Wells addresses the growing resistance to the federal carbon tax programme:
It’s hardly clear how the goal of pricing carbon coast-to-coast can be met by the end of this year. Saskatchewan’s new premier, Scott Moe, is as deeply opposed to a carbon tax as his predecessor was. Ontario Conservative Leader Doug Ford and his Alberta counterpart Jason Kenney both oppose carbon taxes. Both seem likely to win the next provincial elections, in June in Ontario and next spring in Alberta. Together, Saskatchewan, Ontario and Alberta have more than half the country’s population. That’s serious opposition to McKenna’s plans, and it’s hard to imagine an outcome to her dispute with some provincial politicians that won’t involve a lengthy court battle.
Coyne writes of how ineptly the Trudeau government has sold climate tax to the voting public. He suggests Trudeau's rivals might turn the 2019 election into a referendum on carbon taxes.
If so, there should be no presumption that the pro-tax side would win. Public opinion is more than usually confused on this one. Fully 40 per cent of Canadians think climate change is either not happening or is due to natural causes, according to a new poll by Abacus Data. Even among the 60 per cent who think it’s real and man-made, there is no consensus on what, if anything, should be done about it.
The picture grows even cloudier when it comes to the particular solution of carbon pricing. Only 42 per cent claimed to have any understanding of the concept; most could not even say whether their own province had such a plan. And while nearly half (46 per cent) thought it was a good idea, versus 22 per cent opposed, this was very much in the abstract, with carbon pricing yet to be implemented over much of the country, and barely begun to be phased in where it has.
How did we get into such a fix?
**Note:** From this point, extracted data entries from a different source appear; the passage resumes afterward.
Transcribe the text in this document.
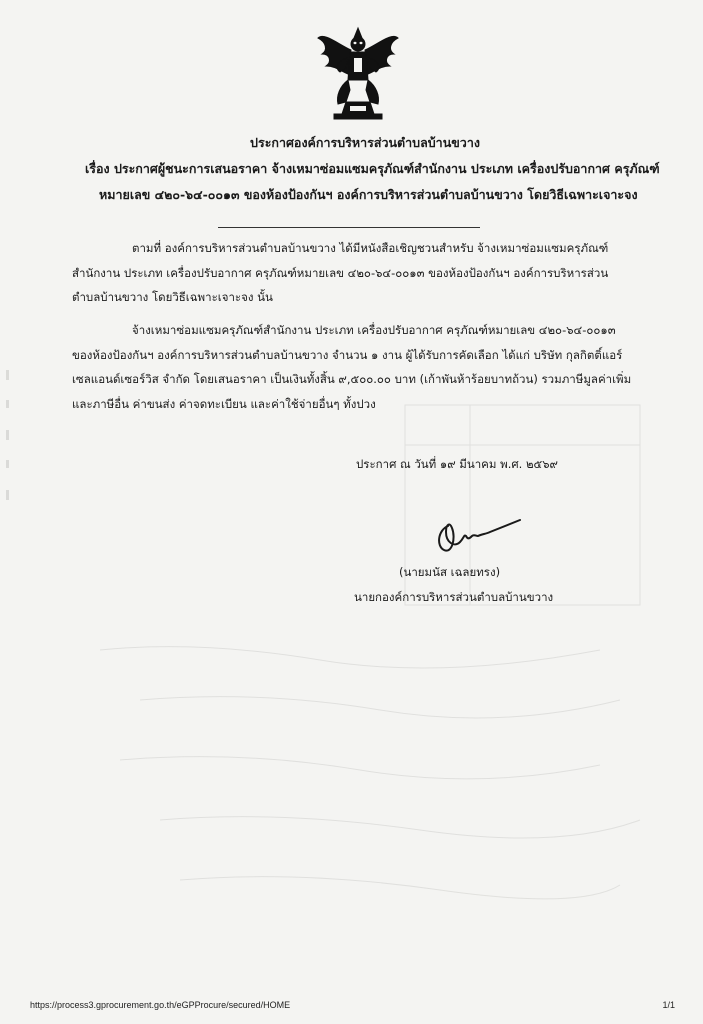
ประกาศองค์การบริหารส่วนตำบลบ้านขวาง
เรื่อง ประกาศผู้ชนะการเสนอราคา จ้างเหมาซ่อมแซมครุภัณฑ์สำนักงาน ประเภท เครื่องปรับอากาศ ครุภัณฑ์
หมายเลข ๔๒๐-๖๔-๐๐๑๓ ของห้องป้องกันฯ องค์การบริหารส่วนตำบลบ้านขวาง โดยวิธีเฉพาะเจาะจง
ตามที่ องค์การบริหารส่วนตำบลบ้านขวาง ได้มีหนังสือเชิญชวนสำหรับ จ้างเหมาซ่อมแซมครุภัณฑ์
สำนักงาน ประเภท เครื่องปรับอากาศ ครุภัณฑ์หมายเลข ๔๒๐-๖๔-๐๐๑๓ ของห้องป้องกันฯ องค์การบริหารส่วน
ตำบลบ้านขวาง โดยวิธีเฉพาะเจาะจง นั้น
จ้างเหมาซ่อมแซมครุภัณฑ์สำนักงาน ประเภท เครื่องปรับอากาศ ครุภัณฑ์หมายเลข ๔๒๐-๖๔-๐๐๑๓
ของห้องป้องกันฯ องค์การบริหารส่วนตำบลบ้านขวาง จำนวน ๑ งาน ผู้ได้รับการคัดเลือก ได้แก่ บริษัท กุลกิตติ์แอร์
เซลแอนด์เซอร์วิส จำกัด โดยเสนอราคา เป็นเงินทั้งสิ้น ๙,๕๐๐.๐๐ บาท (เก้าพันห้าร้อยบาทถ้วน) รวมภาษีมูลค่าเพิ่ม
และภาษีอื่น ค่าขนส่ง ค่าจดทะเบียน และค่าใช้จ่ายอื่นๆ ทั้งปวง
ประกาศ ณ วันที่ ๑๙ มีนาคม พ.ศ. ๒๕๖๙
(นายมนัส เฉลยทรง)
นายกองค์การบริหารส่วนตำบลบ้านขวาง
https://process3.gprocurement.go.th/eGPProcure/secured/HOME	1/1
It’s easy to blame the opposition, and indeed the Conservatives have been prominently mulish on the question. If we take them at their word that they believe climate change is real and requires government intervention, then the benchmark against which to measure the cost of carbon pricing is not, as their every line of rhetoric implies, doing nothing, but doing something else: those other programs I have just described, all of them implying higher costs, per tonne of emissions reduced, than carbon pricing — costs that are just as surely passed onto Canadians as any carbon tax would be.
But if carbon pricing has been misrepresented by its opponents, it has been almost universally mishandled by its sponsors.
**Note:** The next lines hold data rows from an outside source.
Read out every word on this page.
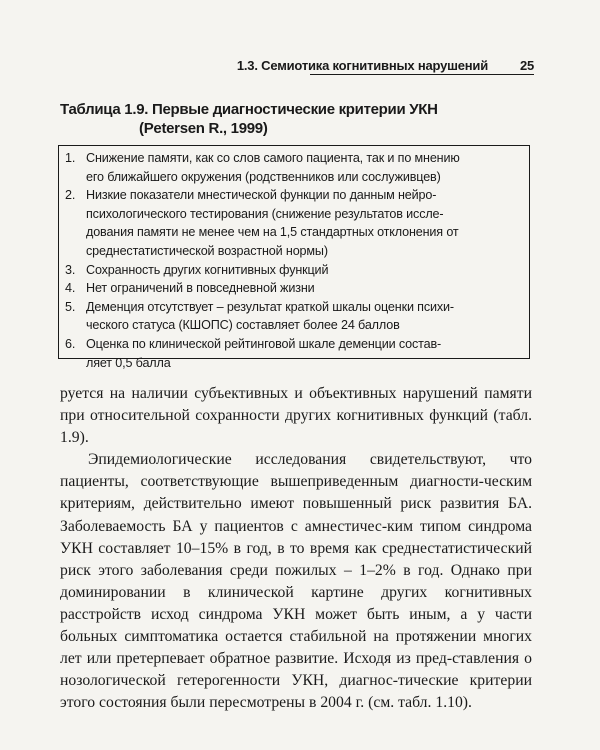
1.3. Семиотика когнитивных нарушений 25
Таблица 1.9. Первые диагностические критерии УКН
(Petersen R., 1999)
1. Снижение памяти, как со слов самого пациента, так и по мнению
его ближайшего окружения (родственников или сослуживцев)
2. Низкие показатели мнестической функции по данным нейро-
психологического тестирования (снижение результатов иссле-
дования памяти не менее чем на 1,5 стандартных отклонения от
среднестатистической возрастной нормы)
3. Сохранность других когнитивных функций
4. Нет ограничений в повседневной жизни
5. Деменция отсутствует – результат краткой шкалы оценки психи-
ческого статуса (КШОПС) составляет более 24 баллов
6. Оценка по клинической рейтинговой шкале деменции состав-
ляет 0,5 балла

руется на наличии субъективных и объективных нарушений памяти при относительной сохранности других когнитивных функций (табл. 1.9).

Эпидемиологические исследования свидетельствуют, что пациенты, соответствующие вышеприведенным диагности-ческим критериям, действительно имеют повышенный риск развития БА. Заболеваемость БА у пациентов с амнестичес-ким типом синдрома УКН составляет 10–15% в год, в то время как среднестатистический риск этого заболевания среди пожилых – 1–2% в год. Однако при доминировании в клинической картине других когнитивных расстройств исход синдрома УКН может быть иным, а у части больных симптоматика остается стабильной на протяжении многих лет или претерпевает обратное развитие. Исходя из пред-ставления о нозологической гетерогенности УКН, диагнос-тические критерии этого состояния были пересмотрены в 2004 г. (см. табл. 1.10).
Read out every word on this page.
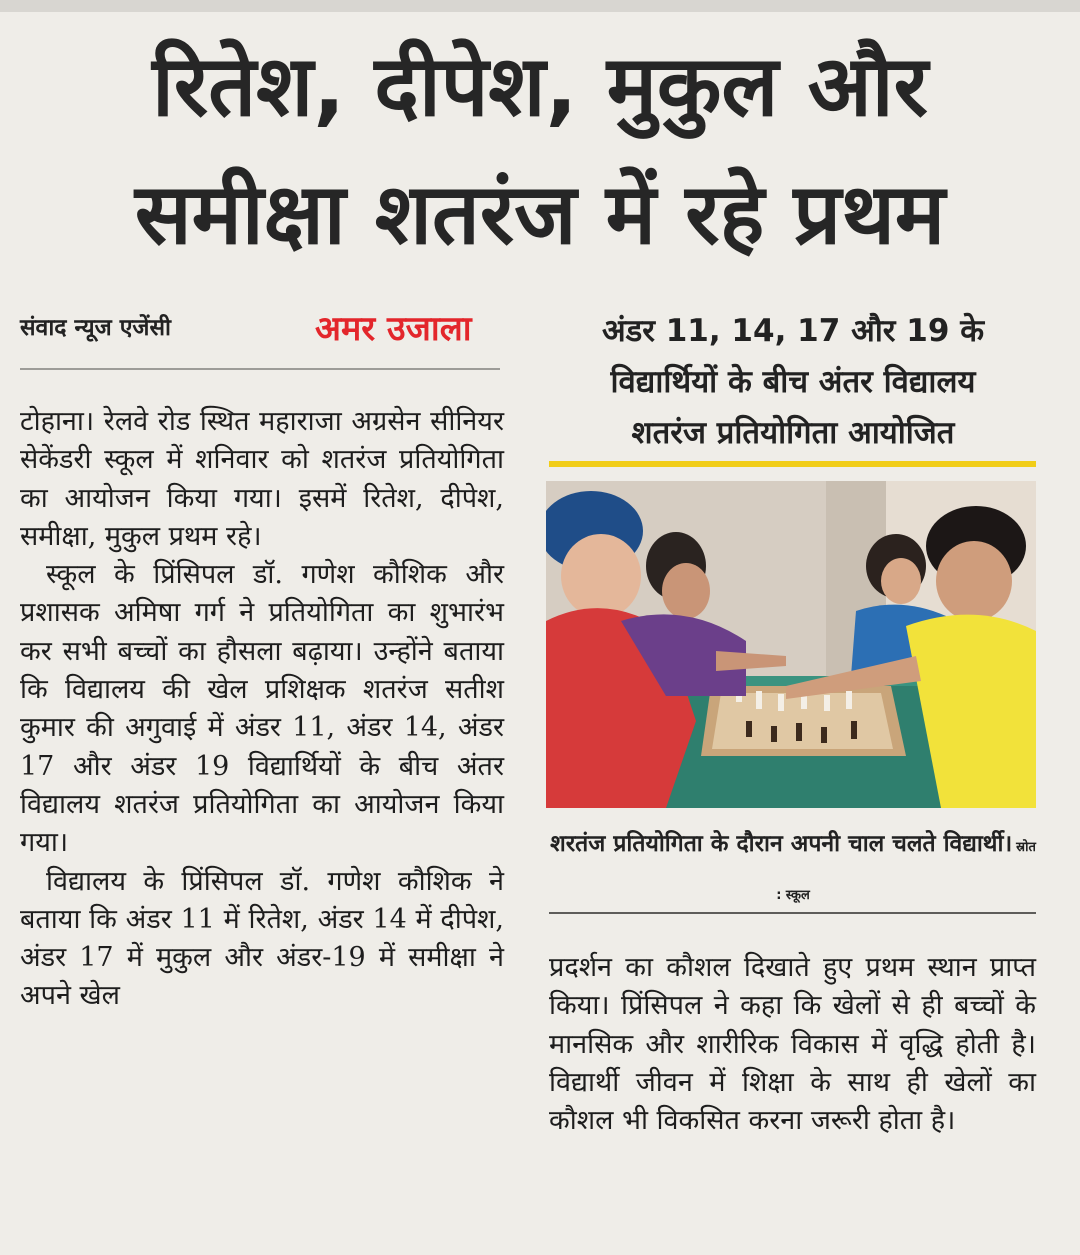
रितेश, दीपेश, मुकुल और
समीक्षा शतरंज में रहे प्रथम
संवाद न्यूज एजेंसी	अमर उजाला

टोहाना। रेलवे रोड स्थित महाराजा अग्रसेन सीनियर सेकेंडरी स्कूल में शनिवार को शतरंज प्रतियोगिता का आयोजन किया गया। इसमें रितेश, दीपेश, समीक्षा, मुकुल प्रथम रहे।

स्कूल के प्रिंसिपल डॉ. गणेश कौशिक और प्रशासक अमिषा गर्ग ने प्रतियोगिता का शुभारंभ कर सभी बच्चों का हौसला बढ़ाया। उन्होंने बताया कि विद्यालय की खेल प्रशिक्षक शतरंज सतीश कुमार की अगुवाई में अंडर 11, अंडर 14, अंडर 17 और अंडर 19 विद्यार्थियों के बीच अंतर विद्यालय शतरंज प्रतियोगिता का आयोजन किया गया।

विद्यालय के प्रिंसिपल डॉ. गणेश कौशिक ने बताया कि अंडर 11 में रितेश, अंडर 14 में दीपेश, अंडर 17 में मुकुल और अंडर-19 में समीक्षा ने अपने खेल

अंडर 11, 14, 17 और 19 के
विद्यार्थियों के बीच अंतर विद्यालय
शतरंज प्रतियोगिता आयोजित
शरतंज प्रतियोगिता के दौरान अपनी चाल चलते विद्यार्थी। स्रोत : स्कूल

प्रदर्शन का कौशल दिखाते हुए प्रथम स्थान प्राप्त किया। प्रिंसिपल ने कहा कि खेलों से ही बच्चों के मानसिक और शारीरिक विकास में वृद्धि होती है। विद्यार्थी जीवन में शिक्षा के साथ ही खेलों का कौशल भी विकसित करना जरूरी होता है।
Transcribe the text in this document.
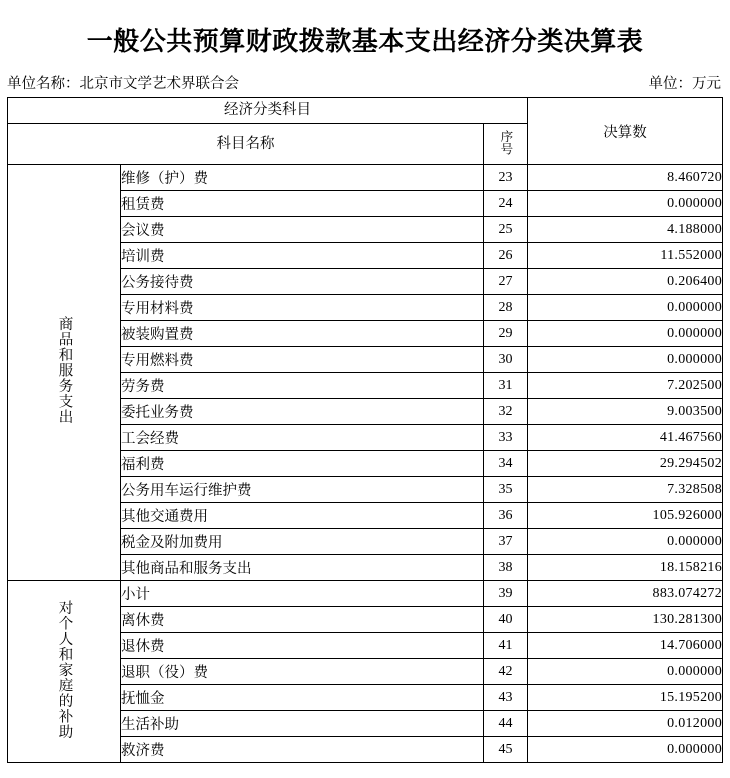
一般公共预算财政拨款基本支出经济分类决算表
单位名称：北京市文学艺术界联合会	单位：万元
经济分类科目			决算数
科目名称		序号	
商品和服务支出	维修（护）费	23	8.460720
	租赁费	24	0.000000
	会议费	25	4.188000
	培训费	26	11.552000
	公务接待费	27	0.206400
	专用材料费	28	0.000000
	被装购置费	29	0.000000
	专用燃料费	30	0.000000
	劳务费	31	7.202500
	委托业务费	32	9.003500
	工会经费	33	41.467560
	福利费	34	29.294502
	公务用车运行维护费	35	7.328508
	其他交通费用	36	105.926000
	税金及附加费用	37	0.000000
	其他商品和服务支出	38	18.158216
对个人和家庭的补助	小计	39	883.074272
	离休费	40	130.281300
	退休费	41	14.706000
	退职（役）费	42	0.000000
	抚恤金	43	15.195200
	生活补助	44	0.012000
	救济费	45	0.000000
Unwilling to charge a price sufficient to spur the needed changes in behaviour for fear of the expected political backlash, they are instead charging a price sufficient merely to annoy — $10 per tonne, rising to $50 by 2022, versus the $200 that has been calculated would be needed to hit our 2030 targets.This is where the Boy Wonder has boxed himself in. Raising public awareness about climate change as needed to secure public support for carbon taxes only shines a spotlight on the hypocrisy of Trudeau's pipeline policy. You can't have people thinking too much about climate change when you're trying to ramp up the extraction, transmission and export of dangerous, toxin-riddled, environmentally devastating, high-carbon, ersatz petroleum. You simply cannot square that circle.
Don't blame me if Andrew Scheer is our next prime minister. His path has been paved with Liberal bungling and broken promises.